Jhen 17. Le procès de Gilles de Rais

E n octobre 1440, au château de la Tour Neuve de Nantes, se tient un procès retentissant. Gilles de Rais, maréchal de France, connétable et compagnon d’armes de Jeanne d’Arc, doit répondre aux accusation d’infanticide et de pacte avec le Diable. Ami de Jhen, l’homme est puissant et respecté. Mais une agression qu’il a perpétrée en l’Église de Saint-Étienne-de-la-mer-morte et des rumeurs d’étranges invocations résonnant aux abords de son château de Machecoul ont tôt fait d’attirer sur lui une attention dont il se serait bien passé. Et puis, il y a ces dizaines d’enfants que des parents crédules lui ont confiés, pour leur trouver un travail, et qu’on ne revit jamais. Les faits sont là, mais le seigneur, aidé par quelques complices et effrayé du monstre qui est en lui, n’avoue pas.
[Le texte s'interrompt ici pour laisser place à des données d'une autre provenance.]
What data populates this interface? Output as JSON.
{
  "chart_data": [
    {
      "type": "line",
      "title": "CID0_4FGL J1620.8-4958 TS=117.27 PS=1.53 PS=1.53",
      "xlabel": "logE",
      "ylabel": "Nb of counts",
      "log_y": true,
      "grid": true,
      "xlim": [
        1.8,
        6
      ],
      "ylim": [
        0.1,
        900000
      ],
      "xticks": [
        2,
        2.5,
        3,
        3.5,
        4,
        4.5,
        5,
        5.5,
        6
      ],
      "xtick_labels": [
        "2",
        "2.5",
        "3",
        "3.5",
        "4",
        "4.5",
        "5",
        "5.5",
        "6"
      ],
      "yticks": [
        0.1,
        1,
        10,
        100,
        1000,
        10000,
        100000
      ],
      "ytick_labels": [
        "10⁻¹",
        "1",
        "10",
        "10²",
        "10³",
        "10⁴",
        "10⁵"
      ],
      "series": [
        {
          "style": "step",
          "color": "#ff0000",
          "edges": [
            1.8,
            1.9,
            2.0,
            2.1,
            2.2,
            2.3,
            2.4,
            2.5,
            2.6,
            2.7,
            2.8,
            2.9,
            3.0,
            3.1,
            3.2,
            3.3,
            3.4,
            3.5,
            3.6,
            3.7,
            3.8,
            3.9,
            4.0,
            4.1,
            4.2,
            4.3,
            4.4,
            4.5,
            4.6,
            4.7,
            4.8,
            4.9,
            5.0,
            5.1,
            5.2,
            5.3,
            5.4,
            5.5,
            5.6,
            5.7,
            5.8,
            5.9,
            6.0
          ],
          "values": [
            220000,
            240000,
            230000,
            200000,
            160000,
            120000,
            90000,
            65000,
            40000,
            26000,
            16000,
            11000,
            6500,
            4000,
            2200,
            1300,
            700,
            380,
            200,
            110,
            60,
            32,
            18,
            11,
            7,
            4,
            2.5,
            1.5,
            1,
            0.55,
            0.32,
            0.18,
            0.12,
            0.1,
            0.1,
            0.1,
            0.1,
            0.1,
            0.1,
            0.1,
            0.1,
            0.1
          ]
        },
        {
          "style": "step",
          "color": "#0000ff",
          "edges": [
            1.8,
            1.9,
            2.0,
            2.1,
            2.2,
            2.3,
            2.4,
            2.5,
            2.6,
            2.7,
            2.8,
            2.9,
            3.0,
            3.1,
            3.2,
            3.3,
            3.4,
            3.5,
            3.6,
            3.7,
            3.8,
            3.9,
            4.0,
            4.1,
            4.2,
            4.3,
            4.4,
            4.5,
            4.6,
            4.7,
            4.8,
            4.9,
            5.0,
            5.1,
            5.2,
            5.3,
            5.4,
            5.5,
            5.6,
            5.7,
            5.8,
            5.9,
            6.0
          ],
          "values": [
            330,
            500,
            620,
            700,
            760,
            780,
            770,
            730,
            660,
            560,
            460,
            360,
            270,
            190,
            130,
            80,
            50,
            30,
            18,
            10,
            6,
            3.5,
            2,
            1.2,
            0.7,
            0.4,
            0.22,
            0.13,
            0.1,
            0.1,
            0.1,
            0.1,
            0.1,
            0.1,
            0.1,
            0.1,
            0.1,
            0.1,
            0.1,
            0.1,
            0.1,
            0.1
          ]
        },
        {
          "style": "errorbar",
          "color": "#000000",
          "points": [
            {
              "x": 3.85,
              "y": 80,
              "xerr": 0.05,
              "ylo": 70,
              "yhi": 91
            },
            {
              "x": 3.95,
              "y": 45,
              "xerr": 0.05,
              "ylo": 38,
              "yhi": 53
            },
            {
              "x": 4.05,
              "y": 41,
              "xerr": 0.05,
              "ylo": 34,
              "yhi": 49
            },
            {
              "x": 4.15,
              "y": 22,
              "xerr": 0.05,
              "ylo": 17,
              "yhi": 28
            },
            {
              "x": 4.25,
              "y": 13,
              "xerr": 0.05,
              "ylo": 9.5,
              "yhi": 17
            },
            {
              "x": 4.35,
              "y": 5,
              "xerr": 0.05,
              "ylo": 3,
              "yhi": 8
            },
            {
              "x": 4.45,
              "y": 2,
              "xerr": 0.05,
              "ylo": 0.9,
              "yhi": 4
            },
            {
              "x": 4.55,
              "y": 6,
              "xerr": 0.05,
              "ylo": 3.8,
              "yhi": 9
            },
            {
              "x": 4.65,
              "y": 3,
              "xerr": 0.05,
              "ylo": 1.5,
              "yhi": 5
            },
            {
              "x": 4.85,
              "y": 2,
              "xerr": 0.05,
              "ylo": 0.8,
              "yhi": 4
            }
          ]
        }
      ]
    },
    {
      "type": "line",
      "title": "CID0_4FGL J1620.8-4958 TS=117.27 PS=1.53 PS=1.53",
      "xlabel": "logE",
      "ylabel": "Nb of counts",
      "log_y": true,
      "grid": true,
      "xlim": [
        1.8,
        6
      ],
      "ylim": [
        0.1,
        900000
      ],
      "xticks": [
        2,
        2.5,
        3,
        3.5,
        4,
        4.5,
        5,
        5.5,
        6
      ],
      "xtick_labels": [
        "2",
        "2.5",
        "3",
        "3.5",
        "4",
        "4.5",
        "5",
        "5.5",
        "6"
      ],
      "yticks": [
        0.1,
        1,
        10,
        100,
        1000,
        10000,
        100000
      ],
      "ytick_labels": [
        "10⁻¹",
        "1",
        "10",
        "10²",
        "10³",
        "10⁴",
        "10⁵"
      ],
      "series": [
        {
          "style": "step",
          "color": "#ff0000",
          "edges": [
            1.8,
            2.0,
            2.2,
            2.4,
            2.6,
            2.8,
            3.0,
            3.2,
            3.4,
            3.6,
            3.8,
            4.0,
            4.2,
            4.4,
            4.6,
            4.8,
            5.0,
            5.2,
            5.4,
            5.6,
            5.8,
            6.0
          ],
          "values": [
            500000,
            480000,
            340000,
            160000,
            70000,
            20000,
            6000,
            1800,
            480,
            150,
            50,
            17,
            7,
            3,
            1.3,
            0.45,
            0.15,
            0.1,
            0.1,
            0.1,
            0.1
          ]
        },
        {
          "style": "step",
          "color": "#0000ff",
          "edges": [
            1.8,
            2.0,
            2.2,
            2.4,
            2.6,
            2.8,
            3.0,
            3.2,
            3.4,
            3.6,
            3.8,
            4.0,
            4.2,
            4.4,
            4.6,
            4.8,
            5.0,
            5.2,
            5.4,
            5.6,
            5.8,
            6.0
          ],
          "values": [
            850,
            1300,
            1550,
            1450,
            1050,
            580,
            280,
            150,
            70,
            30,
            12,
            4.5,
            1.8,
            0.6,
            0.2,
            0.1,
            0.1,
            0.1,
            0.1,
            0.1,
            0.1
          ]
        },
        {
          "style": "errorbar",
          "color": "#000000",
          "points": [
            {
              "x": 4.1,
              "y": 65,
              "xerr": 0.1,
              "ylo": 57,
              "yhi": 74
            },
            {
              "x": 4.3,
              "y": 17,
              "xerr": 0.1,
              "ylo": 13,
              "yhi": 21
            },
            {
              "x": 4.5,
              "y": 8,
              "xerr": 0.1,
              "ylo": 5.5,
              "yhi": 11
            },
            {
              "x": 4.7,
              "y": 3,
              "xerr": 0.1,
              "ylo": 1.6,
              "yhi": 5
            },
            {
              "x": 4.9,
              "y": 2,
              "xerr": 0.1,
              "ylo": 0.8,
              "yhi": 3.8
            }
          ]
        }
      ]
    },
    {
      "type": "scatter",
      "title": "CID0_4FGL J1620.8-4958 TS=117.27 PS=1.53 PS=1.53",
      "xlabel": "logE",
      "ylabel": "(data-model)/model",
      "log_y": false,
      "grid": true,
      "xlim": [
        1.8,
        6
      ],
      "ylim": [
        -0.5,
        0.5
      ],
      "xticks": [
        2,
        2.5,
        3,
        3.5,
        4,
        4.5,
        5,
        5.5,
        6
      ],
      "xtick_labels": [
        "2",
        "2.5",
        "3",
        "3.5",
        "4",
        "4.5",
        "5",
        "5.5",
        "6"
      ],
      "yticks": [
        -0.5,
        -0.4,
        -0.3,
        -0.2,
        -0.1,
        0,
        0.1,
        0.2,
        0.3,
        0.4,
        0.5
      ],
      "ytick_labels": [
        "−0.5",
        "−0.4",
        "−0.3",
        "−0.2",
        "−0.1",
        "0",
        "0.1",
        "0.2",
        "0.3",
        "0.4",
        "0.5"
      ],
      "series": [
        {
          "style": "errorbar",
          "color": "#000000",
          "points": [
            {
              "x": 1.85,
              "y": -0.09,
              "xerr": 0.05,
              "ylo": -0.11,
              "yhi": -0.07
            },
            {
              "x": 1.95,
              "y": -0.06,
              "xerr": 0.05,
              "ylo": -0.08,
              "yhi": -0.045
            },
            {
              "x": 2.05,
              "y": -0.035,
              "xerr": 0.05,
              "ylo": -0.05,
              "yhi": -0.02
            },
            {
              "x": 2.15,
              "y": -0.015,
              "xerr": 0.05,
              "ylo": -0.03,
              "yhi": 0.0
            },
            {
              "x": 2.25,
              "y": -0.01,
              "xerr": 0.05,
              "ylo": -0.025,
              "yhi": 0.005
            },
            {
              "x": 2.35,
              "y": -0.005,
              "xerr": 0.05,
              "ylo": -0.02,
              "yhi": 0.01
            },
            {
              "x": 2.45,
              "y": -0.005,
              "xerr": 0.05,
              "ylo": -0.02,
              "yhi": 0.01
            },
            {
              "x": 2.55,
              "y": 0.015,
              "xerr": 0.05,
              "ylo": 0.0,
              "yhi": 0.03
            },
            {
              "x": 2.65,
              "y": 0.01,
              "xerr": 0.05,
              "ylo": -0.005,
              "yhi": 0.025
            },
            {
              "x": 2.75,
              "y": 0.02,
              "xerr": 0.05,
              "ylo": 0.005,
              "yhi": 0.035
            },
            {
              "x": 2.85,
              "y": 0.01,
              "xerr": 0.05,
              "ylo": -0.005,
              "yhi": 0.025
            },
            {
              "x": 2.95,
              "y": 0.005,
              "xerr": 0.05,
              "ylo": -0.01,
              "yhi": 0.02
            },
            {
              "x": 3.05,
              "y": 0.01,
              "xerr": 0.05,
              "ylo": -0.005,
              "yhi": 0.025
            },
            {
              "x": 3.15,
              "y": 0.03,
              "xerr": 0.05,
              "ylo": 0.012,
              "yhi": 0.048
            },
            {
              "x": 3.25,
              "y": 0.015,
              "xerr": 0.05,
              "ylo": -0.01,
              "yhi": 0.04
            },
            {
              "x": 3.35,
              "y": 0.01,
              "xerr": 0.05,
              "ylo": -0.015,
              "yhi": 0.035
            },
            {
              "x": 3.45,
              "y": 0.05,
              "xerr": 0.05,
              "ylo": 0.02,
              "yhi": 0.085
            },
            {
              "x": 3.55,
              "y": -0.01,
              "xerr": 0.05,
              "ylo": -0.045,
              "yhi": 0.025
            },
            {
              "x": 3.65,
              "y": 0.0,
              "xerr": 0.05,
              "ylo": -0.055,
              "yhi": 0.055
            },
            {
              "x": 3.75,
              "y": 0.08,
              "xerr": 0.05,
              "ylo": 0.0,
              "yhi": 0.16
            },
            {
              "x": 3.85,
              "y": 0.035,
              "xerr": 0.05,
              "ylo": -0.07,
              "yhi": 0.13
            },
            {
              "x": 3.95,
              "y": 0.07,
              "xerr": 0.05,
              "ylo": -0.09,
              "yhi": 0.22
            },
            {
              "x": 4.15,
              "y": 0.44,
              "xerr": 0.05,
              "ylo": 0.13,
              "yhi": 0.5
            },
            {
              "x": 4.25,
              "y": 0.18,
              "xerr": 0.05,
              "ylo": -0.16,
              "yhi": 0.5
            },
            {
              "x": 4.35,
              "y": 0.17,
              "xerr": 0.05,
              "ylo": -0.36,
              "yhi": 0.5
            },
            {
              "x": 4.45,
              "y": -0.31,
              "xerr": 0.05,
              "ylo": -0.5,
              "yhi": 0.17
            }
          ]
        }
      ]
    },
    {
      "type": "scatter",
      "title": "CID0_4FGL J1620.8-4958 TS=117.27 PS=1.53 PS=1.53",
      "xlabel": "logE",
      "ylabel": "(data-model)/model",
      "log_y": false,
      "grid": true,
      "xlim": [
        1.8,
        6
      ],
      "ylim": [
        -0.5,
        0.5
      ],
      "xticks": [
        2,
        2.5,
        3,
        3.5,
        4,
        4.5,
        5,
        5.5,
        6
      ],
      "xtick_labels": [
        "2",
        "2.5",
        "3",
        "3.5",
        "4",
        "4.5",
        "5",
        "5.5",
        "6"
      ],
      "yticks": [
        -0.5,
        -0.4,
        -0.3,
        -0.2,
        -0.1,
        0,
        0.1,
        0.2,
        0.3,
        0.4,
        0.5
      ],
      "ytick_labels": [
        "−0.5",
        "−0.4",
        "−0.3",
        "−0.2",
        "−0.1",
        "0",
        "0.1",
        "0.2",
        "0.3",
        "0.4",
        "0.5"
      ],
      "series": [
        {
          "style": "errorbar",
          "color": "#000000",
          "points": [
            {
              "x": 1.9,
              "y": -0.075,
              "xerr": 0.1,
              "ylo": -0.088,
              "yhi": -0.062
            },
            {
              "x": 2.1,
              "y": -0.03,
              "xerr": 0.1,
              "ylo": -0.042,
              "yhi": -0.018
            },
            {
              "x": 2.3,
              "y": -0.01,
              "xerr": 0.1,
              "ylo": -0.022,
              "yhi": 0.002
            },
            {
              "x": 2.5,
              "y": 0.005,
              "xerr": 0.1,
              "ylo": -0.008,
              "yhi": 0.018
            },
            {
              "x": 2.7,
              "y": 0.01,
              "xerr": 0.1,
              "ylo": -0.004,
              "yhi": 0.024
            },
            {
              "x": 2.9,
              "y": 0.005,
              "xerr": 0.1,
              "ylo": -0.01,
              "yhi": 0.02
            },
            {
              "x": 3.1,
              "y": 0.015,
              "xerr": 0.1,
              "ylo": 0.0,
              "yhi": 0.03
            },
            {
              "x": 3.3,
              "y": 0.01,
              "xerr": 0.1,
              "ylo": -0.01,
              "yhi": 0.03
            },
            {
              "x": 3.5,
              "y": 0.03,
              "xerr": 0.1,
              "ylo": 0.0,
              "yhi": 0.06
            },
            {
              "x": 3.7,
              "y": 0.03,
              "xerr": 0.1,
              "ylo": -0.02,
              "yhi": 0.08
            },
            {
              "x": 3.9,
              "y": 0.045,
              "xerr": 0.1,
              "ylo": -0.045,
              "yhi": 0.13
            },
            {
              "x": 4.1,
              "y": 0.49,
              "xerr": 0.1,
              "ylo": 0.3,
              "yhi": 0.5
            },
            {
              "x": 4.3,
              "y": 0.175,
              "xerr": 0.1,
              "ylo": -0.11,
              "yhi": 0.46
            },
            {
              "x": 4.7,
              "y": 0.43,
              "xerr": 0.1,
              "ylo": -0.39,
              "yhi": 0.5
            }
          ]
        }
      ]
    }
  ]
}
Après Alix, Jhen est la deuxième grande série historique initiée par Jacques Martin. Cette fois, c’est la fin du Moyen Âge qui est mise à l’honneur. D’abord baptisé Xan, le personnage fait son apparition dans le Journal de Tintin en 1978. Ses aventures seront publiées en album dès 1984 chez Le Lombard, puis par Casterman sous son nouveau patronyme. Jacques Martin écrira les neuf premiers épisodes et confiera la suite à Hughes Payen, auquel d’autres succéderont. Jean Pleyers en est le dessinateur original. Il mettra en image treize albums. Il est de retour avec Le Procès de Gilles de Rais, après deux aventures confiées à Paul Teng.

Gilles de Rais occupe une place prépondérante dans la fresque. Il est au cœur de la trilogie L’œil de la mort, Jehanne de France et Barbe-Bleue. Jacques Martin, qui n’a pu épuiser le potentiel narratif du personnage ni mettre en scène la fin de sa vie, a laissé ces mots en 2002 : « Ce que j’aimerais pouvoir montrer un jour, si j’en ai le temps, c’est le moment où, sur son bûcher, le condamné demande à la foule venue assister à son exécution de prier pour son âme ». Ce souhait est réalisé aujourd’hui par Néjib (Haddon Hall, Stupor Mundi), directeur artistique chez Casterman.

L’intérêt du récit est d’alterner entre le déroulement du procès, le discours autobiographique de l’accusé et l’aventure de Jhen, à qui de Rais confie la mission de récupérer une statue qui pleure, dont les larmes pourraient apaiser les tourments. Même si l’éloignement du héros apparaît comme une ficelle permettant de respecter l’Histoire et l’univers de la saga, l’ensemble est cohérent et poursuit dignement l’œuvre du créateur. Et les quelques perspectives maladroites de Pleyers ne gâchent pas cette plongée moyenâgeuse, qui ravira les adeptes du Nom de la Rose, des Tours de Bois-Maury ou des Compagnons du Crépuscule.